Rethinking Security

I had the opportunity to spend some time with Don Codling, unit head for the FBI’s CyberCrime Division, talking about the state of computer and network security around the globe. It was an interesting conversation, not because there was any real news in the current trends but because the state of cybercrime makes it clear we have to re-think our entire approach to security.

To be honest, I’ve always treated computer security lightly. If you take a few sensible precautions, don’t cruise the porn sites on the Internet and use a good email filter, security software for a PC seemed more a way to separate fools from their money than anything else. To prove the point, a few years ago I ran a server wide open on the Internet without any protection at all for more than two years … without a single problem.

But things are different now.

It’s not just that organized crime and terrorist organizations have turned to online crimes to fund their operations. It is not even that a legion of hacker wannabees tries to find and exploit weaknesses in just about every piece of software released today. And it is not that computers are in some way more vulnerable than they used to be. The biggest problem is that there are more than two billion people online today. And by definition, at least half of these have subnormal tech skills. Or intelligence, for that matter.

Two billion people means that there are more people who will open any email attachment that features hearts or nude pictures of Brittany Spears, no matter who the email is from. More people who just have to play games on Facebook, no matter how many viruses infect them. More people who are clueless about the dangers to their cell phones and other computing devices.

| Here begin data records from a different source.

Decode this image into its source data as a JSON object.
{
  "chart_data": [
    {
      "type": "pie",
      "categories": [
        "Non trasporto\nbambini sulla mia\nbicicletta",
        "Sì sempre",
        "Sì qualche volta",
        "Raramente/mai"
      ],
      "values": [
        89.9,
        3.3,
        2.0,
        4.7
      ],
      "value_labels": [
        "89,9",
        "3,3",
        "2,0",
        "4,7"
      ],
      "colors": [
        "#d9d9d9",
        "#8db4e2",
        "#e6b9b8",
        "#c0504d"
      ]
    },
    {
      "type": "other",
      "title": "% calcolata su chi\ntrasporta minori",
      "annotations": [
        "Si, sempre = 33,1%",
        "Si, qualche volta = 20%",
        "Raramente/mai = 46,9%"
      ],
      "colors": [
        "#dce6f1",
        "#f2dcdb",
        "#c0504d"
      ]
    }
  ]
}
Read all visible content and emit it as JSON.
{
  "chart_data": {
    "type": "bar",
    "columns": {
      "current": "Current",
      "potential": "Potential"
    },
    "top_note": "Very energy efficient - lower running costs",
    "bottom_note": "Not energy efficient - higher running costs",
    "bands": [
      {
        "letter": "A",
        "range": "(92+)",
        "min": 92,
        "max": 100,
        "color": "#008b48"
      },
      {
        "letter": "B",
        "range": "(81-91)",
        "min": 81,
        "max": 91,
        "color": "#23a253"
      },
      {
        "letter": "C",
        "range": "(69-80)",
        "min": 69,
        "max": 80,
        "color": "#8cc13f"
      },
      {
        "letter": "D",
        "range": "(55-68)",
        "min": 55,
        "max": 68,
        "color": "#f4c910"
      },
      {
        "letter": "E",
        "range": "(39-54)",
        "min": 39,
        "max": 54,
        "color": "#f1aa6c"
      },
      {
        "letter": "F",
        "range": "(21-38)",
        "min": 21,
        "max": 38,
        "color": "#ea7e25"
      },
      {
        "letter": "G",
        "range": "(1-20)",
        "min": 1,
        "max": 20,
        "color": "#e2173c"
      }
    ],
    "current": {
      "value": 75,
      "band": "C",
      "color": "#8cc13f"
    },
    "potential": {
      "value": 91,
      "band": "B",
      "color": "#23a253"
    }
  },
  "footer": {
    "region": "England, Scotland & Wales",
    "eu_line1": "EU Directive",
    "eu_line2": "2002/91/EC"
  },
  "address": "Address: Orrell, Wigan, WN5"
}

Two billion people who will log onto your accounting portal without a second thought about what they do to your system.

So it is time to re-think how we do security, building it around five simple steps.

1. Choose your Internet Service Providers for their filtering. In the good old days, ISPs were loathe to filter anything that came toward you, preferring instead to be a simple information pipeline and let you choose what you wanted to look at. Today, competition in the broadband marketplace means you can also choose an ISP that has a higher level of security. So the first step is to actually interview your service providers — not only the primary ISP, but your email and web hosting services if these are separate. While you’re at it, the accounting software vendor that provides you with your portal or online access should be interviewed for their security measures, as well.

2. Get some filtering software. The days when protection cost an arm and a leg are over. From Microsoft to AVG, there are free options for computers. In addition, there are other products we have discussed here in the past — like Lavasoft’s Ad-Aware and Spybot’s Search and Destroy — that are free and should be run on a weekly basis.

3. Turn off your computers at night. Old-think said that there was no need to turn off computers when you left for the day; that it was actually better to let them run. But “botnet trojans” that install on your machines and use them for criminal purposes generally do so in the middle of the night, when no one is using the machine and might notice the unusual level of activity. A machine that is turned off can’t be infected as easily.

4. Separate work and play. It may seem churlish to tell employees that they can’t check their Facebook page during work hours, or do a little shopping. But it’s the only way to stay safe. Make the policies, and make them stick. No software installed on any office machine unless approved. No visits to websites that are unnecessary for work. No kids using business machines … not even in the home office.